We examined data from the MACS, initiated in 1983. Participants could be HIV- (n=3,412) or HIV+ (n=3,675) at baseline, but an AIDS-defining illness was exclusionary. Participants were censored upon the date of pneumonia diagnosis, first AIDS-defining illness, death, loss-to-follow-up or study end date (12/31/13), whichever occurred first. The available study population comprised 6,111 (after excluding 706 seroconverters). We separately analyzed the 3278 and 2833 who were persistently HIV- and HIV+, respectively. Occurrence of any pneumonia, including community-acquired pneumonia and pneumocystis carinii pneumonia (PCP), was captured at semi-annual visits per protocol and confirmed by chest X-ray. Marijuana use and other covariates were measured biannually (twice-yearly) by in-person questionnaire. Frequency of marijuana use over the previous 6 months was categorized as daily, at least one/week or one/month, <one/month or never. We defined time of pneumonia from the date of current visit and assessed marijuana use and all other relevant exposures from information at the prior visit. We examined the following potential covariates: age, race/ethnicity, study site, PCP prophylaxis, pneumonia vaccination, tobacco smoking, use of other illicit substances, injection drug use, education, use of antiretroviral therapy, alcohol use, viral load, CD4 cell count, and hepatitis C infection. We used a cox proportional hazards model to estimate the hazard ratio for pneumonias (non-PCP and PCP separately) by marijuana use, adjusting for important covariates identified in prior bivariate analyses; further dose-response analyses were performed.

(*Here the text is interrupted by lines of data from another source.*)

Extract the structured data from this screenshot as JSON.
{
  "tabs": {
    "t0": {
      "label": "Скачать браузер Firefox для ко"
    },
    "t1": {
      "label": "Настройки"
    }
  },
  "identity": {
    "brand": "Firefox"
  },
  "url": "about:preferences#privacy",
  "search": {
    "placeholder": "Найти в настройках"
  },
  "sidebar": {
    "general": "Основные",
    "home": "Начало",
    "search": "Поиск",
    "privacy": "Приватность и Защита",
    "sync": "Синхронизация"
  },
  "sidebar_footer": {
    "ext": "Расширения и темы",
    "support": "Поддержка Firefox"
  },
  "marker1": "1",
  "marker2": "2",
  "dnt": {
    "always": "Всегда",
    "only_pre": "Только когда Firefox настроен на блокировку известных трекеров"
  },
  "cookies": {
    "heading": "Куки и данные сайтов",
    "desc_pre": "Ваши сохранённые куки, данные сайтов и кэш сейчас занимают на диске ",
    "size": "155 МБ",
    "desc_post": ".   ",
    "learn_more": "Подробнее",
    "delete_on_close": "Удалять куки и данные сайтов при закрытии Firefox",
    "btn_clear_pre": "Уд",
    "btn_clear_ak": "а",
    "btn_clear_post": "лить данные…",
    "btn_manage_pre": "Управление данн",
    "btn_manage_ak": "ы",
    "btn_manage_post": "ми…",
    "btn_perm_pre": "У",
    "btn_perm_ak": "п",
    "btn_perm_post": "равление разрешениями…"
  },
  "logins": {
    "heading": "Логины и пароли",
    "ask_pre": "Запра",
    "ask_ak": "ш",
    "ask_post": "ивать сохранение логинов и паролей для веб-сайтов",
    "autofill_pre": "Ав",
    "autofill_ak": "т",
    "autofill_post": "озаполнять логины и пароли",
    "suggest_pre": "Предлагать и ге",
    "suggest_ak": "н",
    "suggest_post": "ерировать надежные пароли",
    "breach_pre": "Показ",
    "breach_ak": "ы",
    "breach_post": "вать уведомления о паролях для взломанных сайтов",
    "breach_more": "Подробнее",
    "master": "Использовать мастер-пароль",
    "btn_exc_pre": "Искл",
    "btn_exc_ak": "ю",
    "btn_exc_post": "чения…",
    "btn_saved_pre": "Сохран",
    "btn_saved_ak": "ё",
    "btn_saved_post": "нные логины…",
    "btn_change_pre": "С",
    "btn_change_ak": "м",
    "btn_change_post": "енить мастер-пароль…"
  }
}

In multi-variate analysis, point estimates (95% CI) for marijuana smoking as an independent risk factor for non-PCP were 0.77 (0.057,1.04) and 0.964 (0.759,1.27) among persistently HIV- and HIV+ participants, respectively, and for PCP was 1.07 (0.89,1.30) among HIV+ participants. In further analyses, no evidence of a dose-response effect of marijuana on pneumonia risk was found.
These findings do not support an increase in risk of pneumonia among either HIV- or HIV+ men for any level of marijuana use.